There is an expectation that growth in M&A activity during the first half of the year to be driven by financial investors and equity-backed alternative capital providers as outlined in our Spotlight section: Alternative financing. This growth will not only be driven by anticipated longer term commodity price recovery but also by the application of in-house technical experience to drive operational, technical and financial influence. This has the potential to be the most exciting story of 2014. Will we see the deployment of capital so feverishly raised during 2013? And, if so, will it begin to drive new investment activity across producers?
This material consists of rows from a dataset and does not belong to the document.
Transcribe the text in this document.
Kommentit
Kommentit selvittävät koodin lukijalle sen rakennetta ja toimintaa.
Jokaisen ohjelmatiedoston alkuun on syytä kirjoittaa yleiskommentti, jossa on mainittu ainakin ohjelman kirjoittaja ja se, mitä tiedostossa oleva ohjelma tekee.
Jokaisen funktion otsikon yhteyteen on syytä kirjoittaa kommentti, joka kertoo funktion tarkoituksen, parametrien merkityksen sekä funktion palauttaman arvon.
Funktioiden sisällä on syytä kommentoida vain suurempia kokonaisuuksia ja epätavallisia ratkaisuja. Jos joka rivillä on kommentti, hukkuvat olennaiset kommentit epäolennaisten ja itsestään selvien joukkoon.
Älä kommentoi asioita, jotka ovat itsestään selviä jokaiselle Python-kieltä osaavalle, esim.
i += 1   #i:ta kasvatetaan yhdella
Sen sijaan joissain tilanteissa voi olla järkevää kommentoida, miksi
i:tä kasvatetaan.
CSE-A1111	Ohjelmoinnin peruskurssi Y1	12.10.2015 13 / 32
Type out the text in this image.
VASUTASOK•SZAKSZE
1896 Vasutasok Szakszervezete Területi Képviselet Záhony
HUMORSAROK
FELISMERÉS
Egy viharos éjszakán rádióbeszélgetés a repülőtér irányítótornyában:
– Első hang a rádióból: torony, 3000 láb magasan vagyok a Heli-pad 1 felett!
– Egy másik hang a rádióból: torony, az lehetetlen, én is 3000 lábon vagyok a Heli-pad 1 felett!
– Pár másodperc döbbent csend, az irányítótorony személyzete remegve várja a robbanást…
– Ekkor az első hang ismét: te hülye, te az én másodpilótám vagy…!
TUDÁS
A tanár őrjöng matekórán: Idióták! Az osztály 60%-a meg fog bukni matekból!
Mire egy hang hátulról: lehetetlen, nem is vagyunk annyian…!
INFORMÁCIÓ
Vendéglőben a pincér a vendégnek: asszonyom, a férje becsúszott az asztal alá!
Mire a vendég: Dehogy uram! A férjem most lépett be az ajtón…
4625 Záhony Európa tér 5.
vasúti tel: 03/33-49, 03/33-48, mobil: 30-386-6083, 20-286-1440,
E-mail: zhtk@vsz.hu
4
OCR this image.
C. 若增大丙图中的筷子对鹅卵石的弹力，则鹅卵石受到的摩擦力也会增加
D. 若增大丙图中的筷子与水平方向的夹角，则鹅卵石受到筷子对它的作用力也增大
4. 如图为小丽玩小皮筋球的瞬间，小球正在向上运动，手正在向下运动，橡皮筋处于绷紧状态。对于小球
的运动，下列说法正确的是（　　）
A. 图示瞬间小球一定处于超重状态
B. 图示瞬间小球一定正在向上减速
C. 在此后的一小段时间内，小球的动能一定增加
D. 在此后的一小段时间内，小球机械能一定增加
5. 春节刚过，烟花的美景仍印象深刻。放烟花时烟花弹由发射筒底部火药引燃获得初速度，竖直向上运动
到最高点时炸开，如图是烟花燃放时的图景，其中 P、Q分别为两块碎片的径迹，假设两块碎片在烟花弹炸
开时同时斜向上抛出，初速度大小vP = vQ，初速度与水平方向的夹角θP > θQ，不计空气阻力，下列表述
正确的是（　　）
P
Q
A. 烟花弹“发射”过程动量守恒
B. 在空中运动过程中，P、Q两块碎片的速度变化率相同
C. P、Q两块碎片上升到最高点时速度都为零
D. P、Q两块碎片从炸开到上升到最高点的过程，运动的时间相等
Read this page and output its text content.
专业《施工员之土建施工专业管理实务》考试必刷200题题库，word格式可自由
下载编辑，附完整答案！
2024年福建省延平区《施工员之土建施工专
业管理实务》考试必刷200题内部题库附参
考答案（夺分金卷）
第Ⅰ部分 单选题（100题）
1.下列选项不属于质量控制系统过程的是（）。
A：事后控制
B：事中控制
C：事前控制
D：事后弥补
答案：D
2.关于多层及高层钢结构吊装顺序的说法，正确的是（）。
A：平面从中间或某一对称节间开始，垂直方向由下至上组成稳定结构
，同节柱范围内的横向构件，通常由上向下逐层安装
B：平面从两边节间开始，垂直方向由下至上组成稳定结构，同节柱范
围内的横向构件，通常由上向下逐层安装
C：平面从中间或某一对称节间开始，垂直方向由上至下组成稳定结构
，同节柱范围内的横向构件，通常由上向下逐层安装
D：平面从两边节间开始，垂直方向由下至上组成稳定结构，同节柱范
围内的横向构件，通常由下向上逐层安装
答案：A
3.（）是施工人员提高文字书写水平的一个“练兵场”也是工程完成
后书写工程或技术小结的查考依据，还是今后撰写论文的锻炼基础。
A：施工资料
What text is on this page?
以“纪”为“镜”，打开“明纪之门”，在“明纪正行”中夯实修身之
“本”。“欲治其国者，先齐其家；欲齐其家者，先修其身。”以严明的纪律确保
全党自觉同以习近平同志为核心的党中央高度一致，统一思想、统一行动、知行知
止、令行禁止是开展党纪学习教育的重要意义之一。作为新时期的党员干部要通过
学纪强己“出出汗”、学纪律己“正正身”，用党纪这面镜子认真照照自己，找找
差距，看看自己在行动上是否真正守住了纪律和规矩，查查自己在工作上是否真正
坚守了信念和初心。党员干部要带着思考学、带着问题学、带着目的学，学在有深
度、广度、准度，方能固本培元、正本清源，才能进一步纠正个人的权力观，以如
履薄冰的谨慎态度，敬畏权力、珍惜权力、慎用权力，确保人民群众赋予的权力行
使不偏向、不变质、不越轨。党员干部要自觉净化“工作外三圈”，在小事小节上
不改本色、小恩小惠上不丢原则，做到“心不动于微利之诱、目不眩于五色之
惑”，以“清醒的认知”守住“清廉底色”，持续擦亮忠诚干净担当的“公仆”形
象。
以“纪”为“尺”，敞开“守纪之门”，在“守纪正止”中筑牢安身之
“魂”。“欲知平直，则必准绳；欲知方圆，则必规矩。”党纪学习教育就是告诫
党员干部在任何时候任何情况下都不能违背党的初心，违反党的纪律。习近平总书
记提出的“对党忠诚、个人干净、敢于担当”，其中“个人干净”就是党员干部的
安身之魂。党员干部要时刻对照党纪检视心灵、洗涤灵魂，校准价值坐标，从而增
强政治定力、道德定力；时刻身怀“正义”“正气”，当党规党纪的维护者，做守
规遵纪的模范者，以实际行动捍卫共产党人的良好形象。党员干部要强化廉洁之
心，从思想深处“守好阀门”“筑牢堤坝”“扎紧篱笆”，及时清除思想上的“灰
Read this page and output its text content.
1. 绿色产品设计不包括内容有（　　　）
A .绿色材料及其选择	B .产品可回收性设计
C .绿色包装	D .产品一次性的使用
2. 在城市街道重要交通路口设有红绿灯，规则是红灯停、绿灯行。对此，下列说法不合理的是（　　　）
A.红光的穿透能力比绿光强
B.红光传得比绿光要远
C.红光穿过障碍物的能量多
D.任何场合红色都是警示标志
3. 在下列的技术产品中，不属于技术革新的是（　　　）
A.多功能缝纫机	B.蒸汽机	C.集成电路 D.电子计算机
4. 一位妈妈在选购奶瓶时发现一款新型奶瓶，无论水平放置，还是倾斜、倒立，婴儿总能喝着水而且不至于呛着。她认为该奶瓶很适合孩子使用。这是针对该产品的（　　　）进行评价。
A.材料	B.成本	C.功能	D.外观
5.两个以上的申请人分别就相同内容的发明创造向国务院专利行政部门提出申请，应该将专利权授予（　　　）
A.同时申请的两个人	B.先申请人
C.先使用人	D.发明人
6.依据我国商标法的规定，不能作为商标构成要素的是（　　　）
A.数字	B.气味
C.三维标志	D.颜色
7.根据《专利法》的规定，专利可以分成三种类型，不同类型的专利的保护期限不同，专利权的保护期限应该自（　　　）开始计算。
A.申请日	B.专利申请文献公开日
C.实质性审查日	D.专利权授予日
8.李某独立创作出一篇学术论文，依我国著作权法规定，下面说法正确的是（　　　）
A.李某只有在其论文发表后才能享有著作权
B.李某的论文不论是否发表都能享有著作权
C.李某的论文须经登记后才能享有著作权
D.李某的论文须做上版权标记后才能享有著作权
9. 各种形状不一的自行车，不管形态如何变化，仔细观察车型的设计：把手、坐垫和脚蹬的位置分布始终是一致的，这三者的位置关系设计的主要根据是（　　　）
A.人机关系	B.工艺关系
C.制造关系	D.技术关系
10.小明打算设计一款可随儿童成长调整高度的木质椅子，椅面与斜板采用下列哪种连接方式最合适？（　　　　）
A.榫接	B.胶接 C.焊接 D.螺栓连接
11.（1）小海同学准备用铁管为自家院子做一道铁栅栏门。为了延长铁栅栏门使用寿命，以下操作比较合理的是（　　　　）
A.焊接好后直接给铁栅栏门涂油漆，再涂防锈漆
With low levels of new capital and new investment, the mining sector may well be sowing the seeds for the next boom as supply falls short of demand. Will financial investors, private capital and other counter-cyclical investors be able to fill this capital shortfall in 2014? It is EY’s view that a more patient form of capital creation is essential for the sector’s long-term health. This capital will be required to both replace the “hot money” that has been leaving the sector, as short-term returns fall from their record level, and provide capital for the next projects required to restore extinguishing supply or meet future demand growth.